Today’s class will begin to introduce Shaolin’s wide array of kicking methods, beginning with four of the most fundamental kicks, known as Tī Tuǐ (踢腿). These are divided into Straight Kicks (正踢腿, Zhèng Tī Tuǐ), Outside Kicks (外摆腿, Wài Bǎi Tuǐ), Inside Kicks (里合腿, Lǐ Hé Tuǐ) and Side Kicks (侧踢腿, Cè Tī Tuǐ).
Leg technique is an important part of the basic skills of Shaolin Kung Fu, and it plays a key role in laying the foundation for martial arts and fighting skills. Practicing Tī Tuǐ can improve the flexion and extension of the legs whilst also providing superb control of the hips and core, which are vital attributes required for fighting movements. As with the stances learned in previous classes, these kicks are fundamental training methods practiced in isolation to produce a solid understanding of body awareness, body control and body abilities. In addition, Tī Tuǐ training helps lays the base for further fighting movements with the legs such as kicks and sweeps, which will form an integral part of your long-range attack and defense.
Practicing today’s material seriously will help progress your training in the following ways:
Improving the flexibility of the ligaments in the legs and opening the three meridians on the inner thigh.
Stretching your leg muscles and bringing an improved range of motion to the hip and knee joints, helping to avoid injury as well as countering the tightening of your joints which often occurs with increased age.
Increasing the strength capacity of your joints and leg muscle groups, providing a solid “base” from which to execute technique as well as helping to maintain healthy and functional legs in older age.
Promoting blood flow to your joints and muscles, improving the health and functionality of your hip, knee and ankle joints in particular.
Helping to achieve weight loss. These kicks engage the core, glutes and legs, helping to improve muscle tone in these areas and lose excess fat accumulation in the lower abdomen and legs.
Combating soreness, pain and stiffness in the waist, back, shoulders and legs caused by long-term sitting and a sedentary lifestyle. By improving your circulation and removing stagnant blood, this training can help prevent arteriosclerosis, with regular practice also helping to relieve the numbness of the hands and feet.
Follow the kicks in today’s class, placing correct technique and posture as priority.
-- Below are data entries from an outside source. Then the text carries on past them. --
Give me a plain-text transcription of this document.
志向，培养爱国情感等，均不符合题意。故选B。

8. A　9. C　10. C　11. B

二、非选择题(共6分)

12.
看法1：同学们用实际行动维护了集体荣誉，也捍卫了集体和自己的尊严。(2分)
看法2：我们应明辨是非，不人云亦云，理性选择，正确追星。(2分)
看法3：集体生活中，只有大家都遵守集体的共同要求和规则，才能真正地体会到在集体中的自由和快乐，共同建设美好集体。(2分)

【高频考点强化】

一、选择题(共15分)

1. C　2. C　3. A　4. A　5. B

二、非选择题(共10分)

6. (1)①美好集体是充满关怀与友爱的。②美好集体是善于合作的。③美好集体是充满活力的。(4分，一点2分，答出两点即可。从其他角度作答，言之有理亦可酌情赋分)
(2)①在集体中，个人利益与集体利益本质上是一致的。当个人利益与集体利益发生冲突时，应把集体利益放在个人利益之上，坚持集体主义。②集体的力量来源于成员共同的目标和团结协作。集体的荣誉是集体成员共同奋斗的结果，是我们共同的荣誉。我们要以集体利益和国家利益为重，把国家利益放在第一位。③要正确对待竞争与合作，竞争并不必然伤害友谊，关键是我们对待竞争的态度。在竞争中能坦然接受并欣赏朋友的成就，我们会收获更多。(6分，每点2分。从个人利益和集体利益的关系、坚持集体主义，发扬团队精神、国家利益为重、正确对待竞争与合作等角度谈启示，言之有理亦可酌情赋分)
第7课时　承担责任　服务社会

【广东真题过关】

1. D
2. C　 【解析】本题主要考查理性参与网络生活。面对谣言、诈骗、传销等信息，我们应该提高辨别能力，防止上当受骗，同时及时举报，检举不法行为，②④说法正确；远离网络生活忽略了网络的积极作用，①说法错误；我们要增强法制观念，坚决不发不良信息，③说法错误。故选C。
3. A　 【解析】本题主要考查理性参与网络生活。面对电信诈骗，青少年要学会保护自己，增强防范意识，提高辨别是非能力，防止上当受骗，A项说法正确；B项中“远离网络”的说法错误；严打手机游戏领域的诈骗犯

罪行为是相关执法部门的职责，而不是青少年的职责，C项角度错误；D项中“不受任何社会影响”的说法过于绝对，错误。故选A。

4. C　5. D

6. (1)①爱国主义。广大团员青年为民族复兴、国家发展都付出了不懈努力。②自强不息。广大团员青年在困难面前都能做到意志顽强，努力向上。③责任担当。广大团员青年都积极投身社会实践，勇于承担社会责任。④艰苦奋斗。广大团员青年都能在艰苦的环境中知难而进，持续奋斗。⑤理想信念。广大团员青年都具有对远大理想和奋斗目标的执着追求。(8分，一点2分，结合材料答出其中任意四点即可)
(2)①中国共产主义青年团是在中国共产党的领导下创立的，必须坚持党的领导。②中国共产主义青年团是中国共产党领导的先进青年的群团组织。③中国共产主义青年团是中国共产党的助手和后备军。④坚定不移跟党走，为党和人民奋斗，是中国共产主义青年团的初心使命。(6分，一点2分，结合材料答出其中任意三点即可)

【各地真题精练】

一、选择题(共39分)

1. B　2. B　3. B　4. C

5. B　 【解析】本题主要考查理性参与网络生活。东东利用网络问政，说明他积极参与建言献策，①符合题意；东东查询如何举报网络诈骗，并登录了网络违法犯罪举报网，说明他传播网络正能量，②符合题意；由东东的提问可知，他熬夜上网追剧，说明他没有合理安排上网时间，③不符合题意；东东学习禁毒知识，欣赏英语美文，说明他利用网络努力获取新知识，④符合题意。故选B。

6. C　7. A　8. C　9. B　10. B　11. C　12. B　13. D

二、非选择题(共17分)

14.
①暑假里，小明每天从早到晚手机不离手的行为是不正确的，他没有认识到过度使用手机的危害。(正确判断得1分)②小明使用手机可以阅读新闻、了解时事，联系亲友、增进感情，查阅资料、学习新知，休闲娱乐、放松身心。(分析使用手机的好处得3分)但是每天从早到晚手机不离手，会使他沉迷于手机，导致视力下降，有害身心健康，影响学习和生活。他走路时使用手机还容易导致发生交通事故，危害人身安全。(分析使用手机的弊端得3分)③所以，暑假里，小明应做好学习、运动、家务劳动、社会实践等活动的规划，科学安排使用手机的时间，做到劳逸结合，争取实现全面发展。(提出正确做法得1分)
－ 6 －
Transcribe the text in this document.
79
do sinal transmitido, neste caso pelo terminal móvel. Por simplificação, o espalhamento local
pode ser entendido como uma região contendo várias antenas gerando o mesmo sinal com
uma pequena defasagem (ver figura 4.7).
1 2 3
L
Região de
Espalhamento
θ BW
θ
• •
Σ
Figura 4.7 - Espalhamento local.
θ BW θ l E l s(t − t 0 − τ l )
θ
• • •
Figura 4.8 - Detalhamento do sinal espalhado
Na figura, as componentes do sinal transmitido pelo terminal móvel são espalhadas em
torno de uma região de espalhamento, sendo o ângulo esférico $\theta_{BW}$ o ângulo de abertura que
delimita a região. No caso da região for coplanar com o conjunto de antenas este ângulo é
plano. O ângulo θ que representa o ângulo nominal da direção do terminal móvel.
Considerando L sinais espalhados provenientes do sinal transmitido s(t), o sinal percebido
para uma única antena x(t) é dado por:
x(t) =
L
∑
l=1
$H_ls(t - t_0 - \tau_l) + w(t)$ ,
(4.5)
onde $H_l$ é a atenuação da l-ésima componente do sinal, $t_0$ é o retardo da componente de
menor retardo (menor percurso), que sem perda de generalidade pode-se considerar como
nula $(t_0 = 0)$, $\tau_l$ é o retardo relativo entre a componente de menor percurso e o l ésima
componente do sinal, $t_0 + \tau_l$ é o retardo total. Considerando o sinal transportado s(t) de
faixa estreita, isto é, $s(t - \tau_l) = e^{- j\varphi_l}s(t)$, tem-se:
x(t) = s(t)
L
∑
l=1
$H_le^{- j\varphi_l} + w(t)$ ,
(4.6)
Ensure your hips remain square and tucked back rather than pushing them forward or out of alignment as you kick, with your supporting heel planted firmly on the floor. It may be tempting to sacrifice proper technique in order to kick higher, however this will negate the positive benefits of the practice and reduce your chances of success when it comes to further Kung Fu training.
Once you’re comfortable with each movement, try following the below plan:
10 Straight Kicks
10 Outside Kicks
10 Inside Kicks
10 Side Kicks
Then rest and repeat for the duration of your training session according to your ability. Good luck and see you for the next class!